Eine Lagekarte sagt mehr als 1’000 Worte

Standard

 

Oft sagt eine prägnante Karte mehr als ein langer Text – besonders dann, wenn wir ihre Aussage auf den ersten Blick erkennen. Der amerikanische Stratege Edward Luttwak fasst die Konfrontation um die Ukraine mit drei Strichen zusammen:

Grün zeichnet Luttwak – aus sowjetischer Sicht – die Abwehrfront ein, die Stalin am 8. Mai 1945 militärisch erreichte und bis 1948 politisch verfestigte (ausser Jugoslawien, das Partisanen selber befreit hatten und unter Tito der UdSSR widerstand).

Mit dem Untergang der Sowjetunion, der schwachen Jelzin-Führung und der NATO-Osterweiterung entstand die orange Front von Kaliningrad nach Sewastopol: zum strategischen Hafen auf der Krim. Diesen “Rückschritt “um Hunderte Kilometer wertet die derzeitige russische Führung als “geopolitische Katastrophe”.

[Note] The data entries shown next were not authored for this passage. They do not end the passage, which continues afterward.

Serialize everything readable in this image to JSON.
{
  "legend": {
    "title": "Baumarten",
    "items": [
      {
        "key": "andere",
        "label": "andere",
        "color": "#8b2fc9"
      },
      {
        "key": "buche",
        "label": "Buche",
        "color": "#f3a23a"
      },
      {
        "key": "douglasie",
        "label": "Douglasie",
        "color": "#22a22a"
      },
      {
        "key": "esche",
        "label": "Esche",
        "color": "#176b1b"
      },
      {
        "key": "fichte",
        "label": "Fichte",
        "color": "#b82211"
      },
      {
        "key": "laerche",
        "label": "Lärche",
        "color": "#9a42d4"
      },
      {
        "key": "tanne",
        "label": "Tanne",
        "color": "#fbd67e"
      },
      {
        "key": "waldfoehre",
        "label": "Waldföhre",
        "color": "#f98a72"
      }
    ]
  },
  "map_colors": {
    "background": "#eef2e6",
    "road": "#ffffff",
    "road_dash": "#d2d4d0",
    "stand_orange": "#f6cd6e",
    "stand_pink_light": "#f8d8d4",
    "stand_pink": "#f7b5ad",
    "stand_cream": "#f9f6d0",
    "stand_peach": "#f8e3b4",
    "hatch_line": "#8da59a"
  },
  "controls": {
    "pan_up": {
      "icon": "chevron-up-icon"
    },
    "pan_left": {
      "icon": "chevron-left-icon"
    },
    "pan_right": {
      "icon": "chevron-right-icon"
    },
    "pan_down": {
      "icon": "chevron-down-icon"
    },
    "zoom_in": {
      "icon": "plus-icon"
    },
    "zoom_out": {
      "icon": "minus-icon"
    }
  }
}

Darum widersetzt sich Präsident Putin einem NATO-Beitritt der Ukraine mit allen Mitteln. Ob ihm der Verlust des Ostblocks das Recht gibt, Kiew mit Aufmärschen zu bedrohen, steht auf einem anderen Blatt. Erneut insistiert er: “Wir wollen keinen Krieg”.

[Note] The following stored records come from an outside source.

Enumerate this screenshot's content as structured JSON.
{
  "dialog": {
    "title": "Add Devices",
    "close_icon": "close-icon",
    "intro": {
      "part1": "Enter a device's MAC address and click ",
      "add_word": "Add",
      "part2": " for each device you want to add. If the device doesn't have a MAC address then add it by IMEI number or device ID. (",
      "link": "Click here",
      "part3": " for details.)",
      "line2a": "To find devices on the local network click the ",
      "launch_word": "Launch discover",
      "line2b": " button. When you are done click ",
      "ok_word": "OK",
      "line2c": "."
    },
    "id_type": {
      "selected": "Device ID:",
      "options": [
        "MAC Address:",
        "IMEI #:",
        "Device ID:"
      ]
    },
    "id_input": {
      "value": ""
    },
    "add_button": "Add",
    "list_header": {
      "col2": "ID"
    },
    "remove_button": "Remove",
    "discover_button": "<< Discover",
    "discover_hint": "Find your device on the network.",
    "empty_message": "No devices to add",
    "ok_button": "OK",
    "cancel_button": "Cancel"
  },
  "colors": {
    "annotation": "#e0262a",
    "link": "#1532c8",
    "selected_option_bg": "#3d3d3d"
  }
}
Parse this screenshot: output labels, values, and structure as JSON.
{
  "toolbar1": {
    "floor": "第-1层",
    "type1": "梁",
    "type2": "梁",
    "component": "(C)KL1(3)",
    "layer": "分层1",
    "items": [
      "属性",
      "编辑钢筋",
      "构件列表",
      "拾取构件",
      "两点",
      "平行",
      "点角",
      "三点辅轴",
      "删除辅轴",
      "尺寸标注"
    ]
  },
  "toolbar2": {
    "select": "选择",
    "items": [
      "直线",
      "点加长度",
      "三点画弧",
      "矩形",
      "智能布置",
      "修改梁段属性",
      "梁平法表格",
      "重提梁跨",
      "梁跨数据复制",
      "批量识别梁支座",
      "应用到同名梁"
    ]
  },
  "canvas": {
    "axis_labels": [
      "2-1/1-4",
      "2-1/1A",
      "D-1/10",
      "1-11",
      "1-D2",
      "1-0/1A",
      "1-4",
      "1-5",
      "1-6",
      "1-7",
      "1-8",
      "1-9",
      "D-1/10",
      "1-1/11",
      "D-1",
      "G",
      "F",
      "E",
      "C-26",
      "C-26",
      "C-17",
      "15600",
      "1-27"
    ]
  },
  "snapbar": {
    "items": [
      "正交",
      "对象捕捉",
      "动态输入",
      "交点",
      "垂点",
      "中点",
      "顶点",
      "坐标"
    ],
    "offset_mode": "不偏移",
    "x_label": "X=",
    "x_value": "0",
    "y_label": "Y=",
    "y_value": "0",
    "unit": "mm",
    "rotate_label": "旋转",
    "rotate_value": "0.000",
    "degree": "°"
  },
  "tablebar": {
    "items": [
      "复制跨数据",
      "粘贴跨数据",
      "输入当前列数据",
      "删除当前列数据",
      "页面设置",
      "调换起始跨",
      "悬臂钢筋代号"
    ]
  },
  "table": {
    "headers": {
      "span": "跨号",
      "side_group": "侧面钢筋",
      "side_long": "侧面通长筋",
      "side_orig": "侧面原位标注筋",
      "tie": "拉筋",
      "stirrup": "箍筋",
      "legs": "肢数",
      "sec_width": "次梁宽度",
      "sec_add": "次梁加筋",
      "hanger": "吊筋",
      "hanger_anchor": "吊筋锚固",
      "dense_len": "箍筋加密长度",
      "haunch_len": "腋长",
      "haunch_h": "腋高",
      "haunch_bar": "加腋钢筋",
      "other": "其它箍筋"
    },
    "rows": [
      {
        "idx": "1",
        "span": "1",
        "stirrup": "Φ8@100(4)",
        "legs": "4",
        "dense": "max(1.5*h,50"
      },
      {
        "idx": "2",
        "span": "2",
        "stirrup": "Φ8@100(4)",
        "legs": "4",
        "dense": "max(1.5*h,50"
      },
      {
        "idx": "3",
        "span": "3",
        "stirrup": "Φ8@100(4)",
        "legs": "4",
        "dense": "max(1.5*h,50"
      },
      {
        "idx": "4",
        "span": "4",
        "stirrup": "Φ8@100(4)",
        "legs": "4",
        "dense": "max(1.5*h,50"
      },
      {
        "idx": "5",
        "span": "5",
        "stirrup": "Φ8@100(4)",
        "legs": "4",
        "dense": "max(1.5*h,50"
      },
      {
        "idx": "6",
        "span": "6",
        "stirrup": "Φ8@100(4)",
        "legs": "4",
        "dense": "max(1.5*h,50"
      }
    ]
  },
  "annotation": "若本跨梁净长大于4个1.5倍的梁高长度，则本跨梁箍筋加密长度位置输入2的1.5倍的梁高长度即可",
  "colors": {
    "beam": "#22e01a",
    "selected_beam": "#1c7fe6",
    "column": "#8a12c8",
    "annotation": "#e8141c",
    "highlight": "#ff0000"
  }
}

Luttwak hält den ukrainischen Beitritt zum Nordatlantikpakt offenbar für unwahrscheinlich. Zur blauen Linie schreibt er lapidar: “Gescheitertes NATO-Projekt zur Ukraine”. Wie dem auch sei – seine Karte führt uns einprägsam vor Augen, wie massiv ein NATO-Mitglied Ukraine unter einer pro-westlichen Kiewer Führung die Geostrategie erschüttern würde.

Noch so eine Illustration: Saboteure jagen in Charkow das Munitionsdepot der ukrainischen Armee in die Luft.